Practice report: Defense licking wounds

The South Carolina defense has been looking forward to the bye week for several weeks. Now that it is finally upon them, they will spend the next week trying to get healthy for the final stretch run and the challenges each of the three opponents present.

The bye week for eight-ranked South Carolina could not come at a better time. The Gamecocks are battered, bruised, and reeling from the gruesome injury of running back Marcus Lattimore. Connor Shaw is wearing a walking boot after spraining his ankle in Saturday's game against Tennessee, Kelcy Quarles has been out the last two weeks due to suspension/injury from the LSU game, Byron Jerideau reinjured his ankle that he injured in the LSU game, and Jadeveon Clowney has been hampered by a foot injury that he suffered back in high school. With three of the four being starting defensive linemen, the break comes at a perfect time for defensive line coach Brad Lawing.

"It's big because we have some guys that are beat up," Lawing said. "You play nine straight weeks of college football and seven are in the SEC you're going to get beat up. We're tired and we need rest. We're bruised up so we can use the time off."

South Carolina navigated the first nine weeks with a 7-2 record, a record that has them back in the top 10 in the latest BCS standings after a pair of losses to fifth-ranked LSU and seventh-ranked Florida knocked them out of the top 10. South Carolina's SEC East championship hopes are still alive following Georgia's victory over Florida, but are still hanging by a thread. Carolina got back on the winning track Saturday with a 38-35 victory over Tennessee, a high-scoring affair that the Gamecock defense is not accustomed to seeing.

"Our main goal was to win the ball game and we did that," Lawing said. "We knew it was going to be hard to affect their quarterback and there were times that we did but we didn't do it enough. I've always operated on the premise that it takes 11 people to stop the run and 11 people to stop the pass. They handled the run most of the game as a defense but we didn't affect the quarterback consistently enough. We did early and hit him several times, but we allowed him to get in his rhythm."

Clowney, who said following the game that the Tennessee offensive line was the best he'd ever played against, did not play for part of the first quarter due to those bone spurs in his foot that has been an issue for several years.

"He didn't feel good warming up," Lawing said. "He played the first series and the second series he said ‘Coach, I can't give it my all right now.' I don't ever want to put a player out there that's not capable of playing full speed."

While on the sidelines getting treatment, Lawing brought former Gamecock Jordin Lindsey to prove a point.

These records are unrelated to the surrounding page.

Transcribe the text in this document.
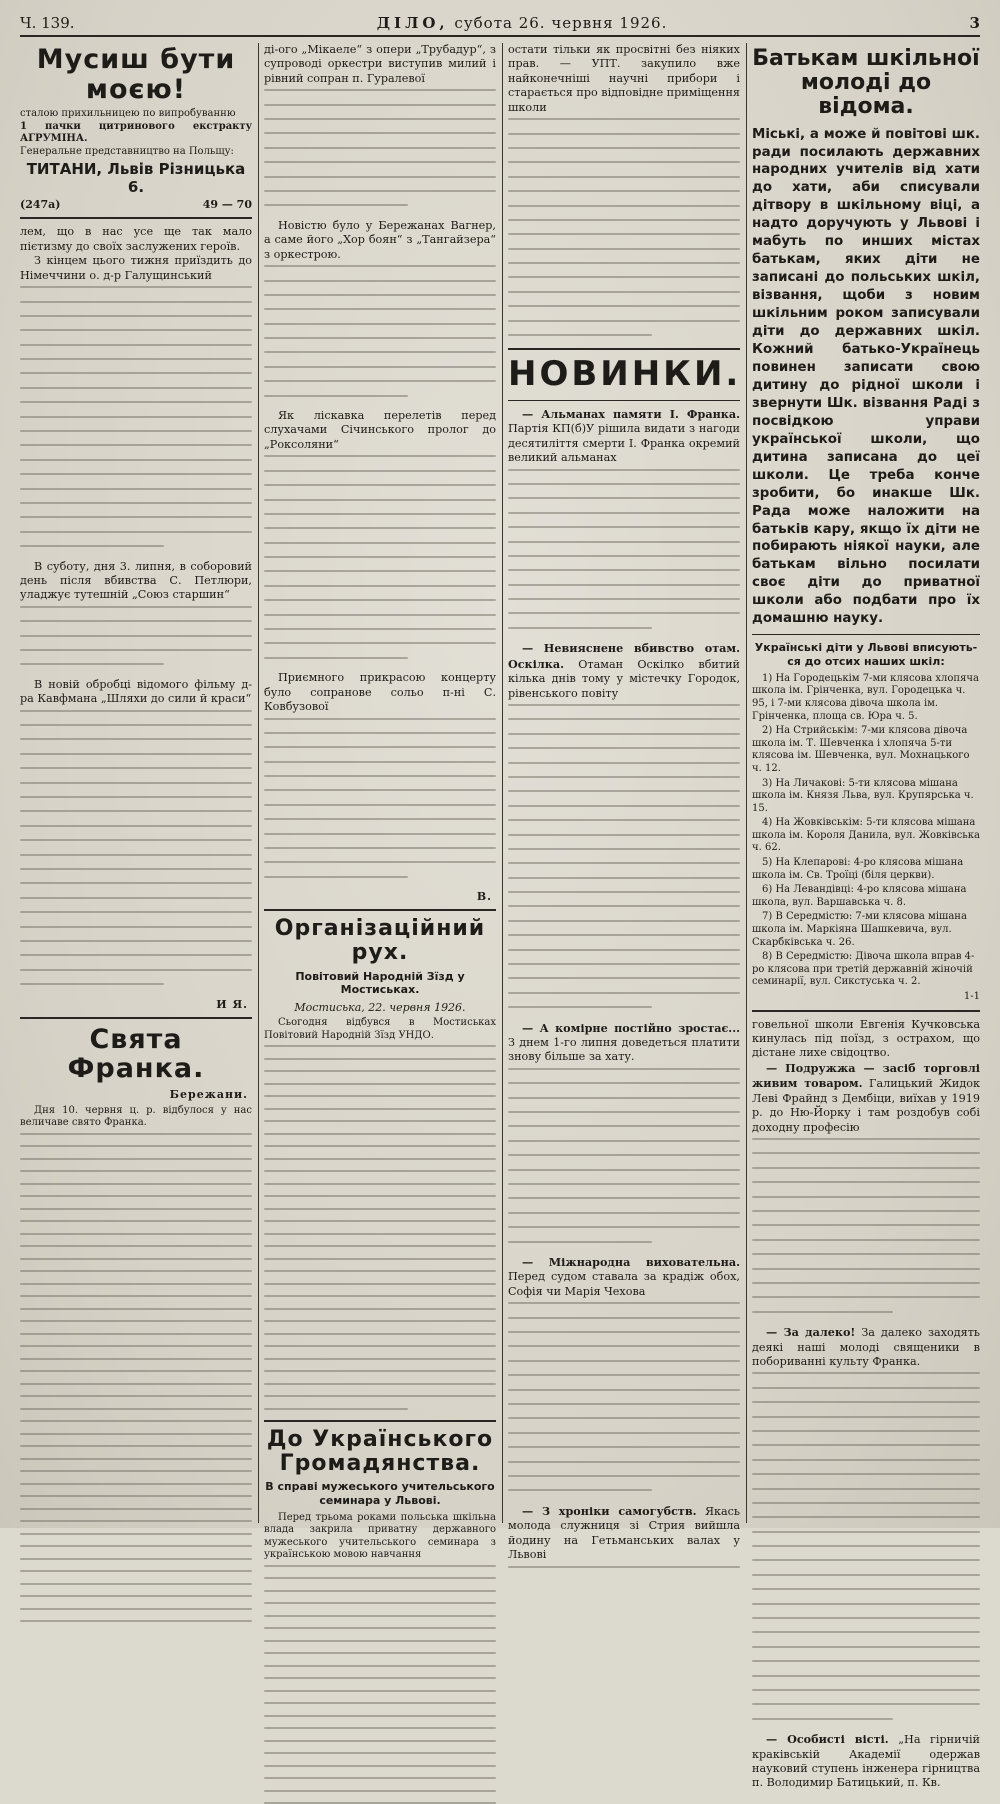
Ч. 139.	ДІЛО, субота 26. червня 1926.	3
Мусиш бути моєю!

сталою прихильницею по випробуванню

1 пачки цитринового екстракту АГРУМІНА.

Генеральне представництво на Польщу:

ТИТАНИ, Львів Різницька 6.
(247а)	49 — 70

лем, що в нас усе ще так мало пієтизму до своїх заслужених героїв.

З кінцем цього тижня приїздить до Німеччини о. д-р Галущинський

В суботу, дня 3. липня, в соборовий день після вбивства С. Петлюри, уладжує тутешній „Союз старшин“

В новій обробці відомого фільму д-ра Кавфмана „Шляхи до сили й краси“

И Я.
Свята Франка.
Бережани.

Дня 10. червня ц. р. відбулося у нас величаве свято Франка.

ді-ого „Мікаеле“ з опери „Трубадур“, з супроводі оркестри виступив милий і рівний сопран п. Гуралевої

Новістю було у Бережанах Вагнер, а саме його „Хор боян“ з „Тангайзера“ з оркестрою.

Як ліскавка перелетів перед слухачами Січинського пролог до „Роксоляни“

Приємного прикрасою концерту було сопранове сольо п-ні С. Ковбузової

В.
Організаційний рух.
Повітовий Народній Зїзд у Мостиськах.
Мостиська, 22. червня 1926.

Сьогодня відбувся в Мостиськах Повітовий Народній Зїзд УНДО.

До Українського Громадянства.
В справі мужеського учительського семинара у Львові.

Перед трьома роками польська шкільна влада закрила приватну державного мужеського учительського семинара з українською мовою навчання

остати тільки як просвітні без ніяких прав. — УПТ. закупило вже найконечніші научні прибори і старається про відповідне приміщення школи

НОВИНКИ.

— Альманах памяти І. Франка. Партія КП(б)У рішила видати з нагоди десятиліття смерти І. Франка окремий великий альманах

— Невияснене вбивство отам. Оскілка. Отаман Оскілко вбитий кілька днів тому у містечку Городок, рівенського повіту

— А комірне постійно зростає... З днем 1-го липня доведеться платити знову більше за хату.

— Міжнародна виховательна. Перед судом ставала за крадіж обох, Софія чи Марія Чехова

— З хроніки самогубств. Якась молода служниця зі Стрия вийшла йодину на Гетьманських валах у Львові

Батькам шкільної молоді до відома.

Міські, а може й повітові шк. ради посилають державних народних учителів від хати до хати, аби списували дітвору в шкільному віці, а надто доручують у Львові і мабуть по инших містах батькам, яких діти не записані до польських шкіл, візвання, щоби з новим шкільним роком записували діти до державних шкіл. Кожний батько-Українець повинен записати свою дитину до рідної школи і звернути Шк. візвання Раді з посвідкою управи української школи, що дитина записана до цеї школи. Це треба конче зробити, бо инакше Шк. Рада може наложити на батьків кару, якщо їх діти не побирають ніякої науки, але батькам вільно посилати своє діти до приватної школи або подбати про їх домашню науку.

Українські діти у Львові вписуються до отсих наших шкіл:

1) На Городецькім 7-ми клясова хлопяча школа ім. Грінченка, вул. Городецька ч. 95, і 7-ми клясова дівоча школа ім. Грінченка, площа св. Юра ч. 5.

2) На Стрийськім: 7-ми клясова дівоча школа ім. Т. Шевченка і хлопяча 5-ти клясова ім. Шевченка, вул. Мохнацького ч. 12.

3) На Личакові: 5-ти клясова мішана школа ім. Князя Льва, вул. Крупярська ч. 15.

4) На Жовківськім: 5-ти клясова мішана школа ім. Короля Данила, вул. Жовківська ч. 62.

5) На Клепарові: 4-ро клясова мішана школа ім. Св. Троїці (біля церкви).

6) На Левандівці: 4-ро клясова мішана школа, вул. Варшавська ч. 8.

7) В Середмістю: 7-ми клясова мішана школа ім. Маркіяна Шашкевича, вул. Скарбківська ч. 26.

8) В Середмістю: Дівоча школа вправ 4-ро клясова при третій державній жіночій семинарії, вул. Сикстуська ч. 2.

1-1

говельної школи Евгенія Кучковська кинулась під поїзд, з острахом, що дістане лихе свідоцтво.

— Подружжа — засіб торговлі живим товаром. Галицький Жидок Леві Фрайнд з Дембіци, виїхав у 1919 р. до Ню-Йорку і там роздобув собі доходну професію

— За далеко! За далеко заходять деякі наші молоді священики в побориванні культу Франка.

— Особисті вісті. „На гірничій краківській Академії одержав науковий ступень інженера гірництва п. Володимир Батицький, п. Кв.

Clowney did not know who Lindsey was, but Lawing informed him that Lindsey once played with a broken wrist to encourage Clowney to fight through the pain and get back on the field.

"Jadeveon's foot is an on-going thing that's affected him all season," Lawing said. "It's just a pain issue, it's not something that is structurally wrong. It's just the pain level. They're painful so he has to fight through them."

After sitting out a series to get his foot worked on and retaped, Clowney came back to play the remainder of the game. He had the attention of the Volunteer offensive line, as has been the case most of the season. Clowney was routinely double-teamed so he was moved inside for a series just to see if it would work better.

"He did okay there," Lawing said. "I moved him in there just to get him away from all that stuff because they were turning the guard on him and sometimes the back also, which makes it difficult to pressure a guy. I moved him inside for a series and let him play a three-point technique. He's done that before this season and he did okay with it."

Clowney was moved back to the outside for the final drive, where he had the play of the game. He sacked Tennessee quarterback Tyler Bray, the first defensive lineman to do so all season, and caused a fumble that was recovered by Shaq Wilson. Clowney beat Vol tackle Antonio Richardson and there was no guard or running back to help.

"He just beat that tackle," Lawing said. "That tackle is a real good player, but he just beat him. Thank goodness he did."

Jerideau was injured during the game when he injured the same ankle he sprained several weeks ago. The coaches decided not to allow him to return to the game, but are hopeful that he will be 100% percent next week.

If there is a silver lining in the injuries, it is the fact that it is to veteran players who can afford to miss a few days of practice and allow younger guys to get more reps. Lawing doesn't have to tell his guys whether or not they should practice or not. He lets them decide on their own.

"I tell all of them to do what you can do, and I trust them," Lawing said. "If I didn't trust them it would be a different factor. I believe that if they can't go they're hurt and they can't push through it. I want to get them healthy for the stretch run."

With a stretch run that includes three very difficult offenses, Lawing will need his guys healthy. Arkansas and Clemson will both run wide open, spread offenses while Wofford runs that triple-option that is always tricky to stop.

"Hopefully in two weeks we'll be as healthy as we can be for the stretch run with Arkansas, Wofford and Clemson," Lawing said.